Les femmes de ménage de la raffinerie de Donges, situées en Loire-Atlantique, ont décidé de relancer leur grève après une pause, espérant de meilleures négociations avec leur employeur, la société GSF. Henda Roulet, déléguée CGT, exprime la colère des salariées : "Ce qui nous a été proposé est simplement indécent." Les grévistes, qui entament leur troisième semaine de mobilisation, réclament une "compensation financière" qui reflète la pénibilité de leur travail quotidien.
Installées de nouveau devant l’accès de la raffinerie, elles sont entourées d'éléments chaleureux mais déterminés, comme en témoigne l'ambiance, rythmée par les airs de Céline Dion.

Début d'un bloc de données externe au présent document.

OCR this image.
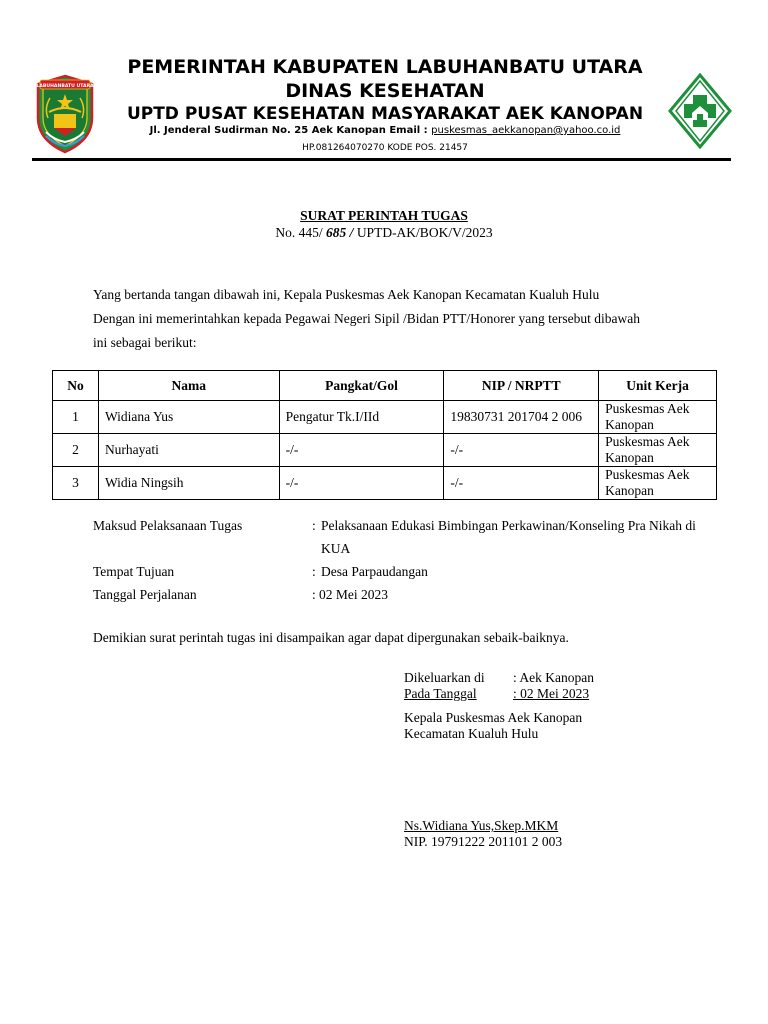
LABUHANBATU UTARA
PEMERINTAH KABUPATEN LABUHANBATU UTARA
DINAS KESEHATAN
UPTD PUSAT KESEHATAN MASYARAKAT AEK KANOPAN
Jl. Jenderal Sudirman No. 25 Aek Kanopan Email : puskesmas_aekkanopan@yahoo.co.id
HP.081264070270 KODE POS. 21457
SURAT PERINTAH TUGAS
No. 445/ 685 / UPTD-AK/BOK/V/2023
Yang bertanda tangan dibawah ini, Kepala Puskesmas Aek Kanopan Kecamatan Kualuh Hulu
Dengan ini memerintahkan kepada Pegawai Negeri Sipil /Bidan PTT/Honorer yang tersebut dibawah
ini sebagai berikut:
No	Nama	Pangkat/Gol	NIP / NRPTT	Unit Kerja
1	Widiana Yus	Pengatur Tk.I/IId	19830731 201704 2 006	Puskesmas Aek Kanopan
2	Nurhayati	-/-	-/-	Puskesmas Aek Kanopan
3	Widia Ningsih	-/-	-/-	Puskesmas Aek Kanopan
Maksud Pelaksanaan Tugas	: Pelaksanaan Edukasi Bimbingan Perkawinan/Konseling Pra Nikah di KUA
Tempat Tujuan	: Desa Parpaudangan
Tanggal Perjalanan	: 02 Mei 2023
Demikian surat perintah tugas ini disampaikan agar dapat dipergunakan sebaik-baiknya.
Dikeluarkan di : Aek Kanopan
Pada Tanggal	: 02 Mei 2023
Kepala Puskesmas Aek Kanopan
Kecamatan Kualuh Hulu
Ns.Widiana Yus,Skep.MKM
NIP. 19791222 201101 2 003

Ces femmes, souvent sous-payées et surchargées, affirment que leurs conditions de travail, particulièrement dans un site classé Seveso, ne sont pas prises en compte. Isabelle, après 18 ans de nettoyage des équipements de la raffinerie, raconte l'ampleur de sa tâche et les risques encourus : "Nous respirons des produits chimiques au quotidien, et la pénibilité de notre travail n'est pas reconnue."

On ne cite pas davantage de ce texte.